Over 3,500 businesses around the UK are accredited real living wage employers, yet this positive engagement and respect for employees are not being given enough attention.
The state is effectively subsidising industries, enabling big business to provide low pay to increase profits whilst the taxpayer makes up the difference by contributing to benefit payments. Earlier this year, there were 360 businesses which failed to pay either the national minimum or living wage. Offenders included Subway, Debenhams and Lloyds Pharmacy.
The United Nations Fund for Population Activities (UNFPA) warns that Western governments are not doing nearly enough to protect migrant women from employment abuses, especially when, “more women are migrating on their own than ever before. Women now constitute almost half the international migrant population, and in some countries, as much as 70 or 80 per cent”.

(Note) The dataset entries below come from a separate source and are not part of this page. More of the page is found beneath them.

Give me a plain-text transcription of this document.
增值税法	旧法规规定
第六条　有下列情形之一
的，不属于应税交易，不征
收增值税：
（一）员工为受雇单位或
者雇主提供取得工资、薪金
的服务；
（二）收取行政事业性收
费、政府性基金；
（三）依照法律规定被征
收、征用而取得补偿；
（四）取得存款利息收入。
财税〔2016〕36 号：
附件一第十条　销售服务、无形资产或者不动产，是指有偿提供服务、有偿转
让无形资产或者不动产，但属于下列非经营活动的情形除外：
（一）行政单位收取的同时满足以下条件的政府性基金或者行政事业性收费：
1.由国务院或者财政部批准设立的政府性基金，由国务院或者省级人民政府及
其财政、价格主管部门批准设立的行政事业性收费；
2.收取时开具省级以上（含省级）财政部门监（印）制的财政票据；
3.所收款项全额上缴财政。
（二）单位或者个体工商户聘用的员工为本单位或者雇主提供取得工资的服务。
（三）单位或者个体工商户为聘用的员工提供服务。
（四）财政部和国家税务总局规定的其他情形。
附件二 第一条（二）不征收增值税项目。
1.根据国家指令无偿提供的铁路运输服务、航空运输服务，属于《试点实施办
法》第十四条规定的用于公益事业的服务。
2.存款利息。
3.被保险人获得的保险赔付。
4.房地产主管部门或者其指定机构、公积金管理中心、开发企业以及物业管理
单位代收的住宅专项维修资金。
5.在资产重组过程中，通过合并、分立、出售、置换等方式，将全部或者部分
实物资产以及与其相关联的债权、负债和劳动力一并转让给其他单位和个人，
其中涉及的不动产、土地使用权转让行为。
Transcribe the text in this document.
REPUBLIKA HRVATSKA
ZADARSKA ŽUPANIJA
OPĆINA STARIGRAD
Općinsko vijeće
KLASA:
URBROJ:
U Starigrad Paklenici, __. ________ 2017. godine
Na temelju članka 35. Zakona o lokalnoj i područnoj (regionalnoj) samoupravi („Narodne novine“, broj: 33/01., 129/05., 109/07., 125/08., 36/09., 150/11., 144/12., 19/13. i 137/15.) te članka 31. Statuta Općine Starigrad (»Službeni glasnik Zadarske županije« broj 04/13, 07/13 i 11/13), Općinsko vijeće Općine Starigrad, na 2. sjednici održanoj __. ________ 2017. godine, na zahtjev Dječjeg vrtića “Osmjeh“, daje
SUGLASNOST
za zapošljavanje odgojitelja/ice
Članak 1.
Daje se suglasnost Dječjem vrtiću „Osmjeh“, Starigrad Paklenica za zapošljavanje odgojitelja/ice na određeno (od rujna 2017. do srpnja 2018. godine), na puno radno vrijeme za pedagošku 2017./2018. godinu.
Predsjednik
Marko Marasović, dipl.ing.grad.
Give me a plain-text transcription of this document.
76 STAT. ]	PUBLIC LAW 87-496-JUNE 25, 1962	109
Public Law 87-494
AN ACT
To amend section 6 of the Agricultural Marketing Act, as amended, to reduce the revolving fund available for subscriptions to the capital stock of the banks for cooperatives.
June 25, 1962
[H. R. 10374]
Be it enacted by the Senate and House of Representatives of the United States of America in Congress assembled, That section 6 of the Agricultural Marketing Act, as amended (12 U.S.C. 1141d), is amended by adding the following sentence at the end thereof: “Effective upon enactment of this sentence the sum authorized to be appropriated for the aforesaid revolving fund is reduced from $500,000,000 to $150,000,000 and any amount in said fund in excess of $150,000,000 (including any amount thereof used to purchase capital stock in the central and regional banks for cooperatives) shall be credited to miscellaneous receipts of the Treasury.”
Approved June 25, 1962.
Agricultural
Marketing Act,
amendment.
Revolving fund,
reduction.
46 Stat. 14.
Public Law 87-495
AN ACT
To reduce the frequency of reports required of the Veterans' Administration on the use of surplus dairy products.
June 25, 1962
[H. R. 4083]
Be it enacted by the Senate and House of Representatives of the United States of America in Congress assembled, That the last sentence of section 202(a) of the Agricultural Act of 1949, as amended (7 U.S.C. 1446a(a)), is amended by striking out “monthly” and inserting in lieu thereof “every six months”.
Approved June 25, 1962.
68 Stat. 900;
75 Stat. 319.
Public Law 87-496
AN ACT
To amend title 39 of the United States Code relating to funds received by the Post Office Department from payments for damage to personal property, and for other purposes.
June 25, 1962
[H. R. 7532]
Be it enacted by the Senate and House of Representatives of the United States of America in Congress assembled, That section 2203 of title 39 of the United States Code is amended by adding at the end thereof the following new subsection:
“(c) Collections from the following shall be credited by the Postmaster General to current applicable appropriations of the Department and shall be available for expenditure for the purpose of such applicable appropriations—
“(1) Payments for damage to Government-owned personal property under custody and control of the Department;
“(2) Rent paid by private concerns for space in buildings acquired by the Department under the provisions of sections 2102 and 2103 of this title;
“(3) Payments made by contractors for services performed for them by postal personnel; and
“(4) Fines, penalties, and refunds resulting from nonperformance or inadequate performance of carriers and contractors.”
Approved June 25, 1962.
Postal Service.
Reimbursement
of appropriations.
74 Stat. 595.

Through encouraging businesses and organisations to adopt the real living wage, we can work towards ending poverty for those who are already being treated unfairly by society. I believe that if people were paid the real living wage the demand for benefits would undoubtedly decline.
A fair wage affords women the opportunity to provide for themselves and their family, and rely less on benefits, pay-day lenders or working excessive hours in bad establishments. It has been found to reduce absenteeism and brings a significant improvement in staff morale and the quality of work being produced.
Everyone deserves the chance to live with economic stability, no matter what our background. A person’s immigration status should not be something which businesses and governments use as a way to maintain cheap labour.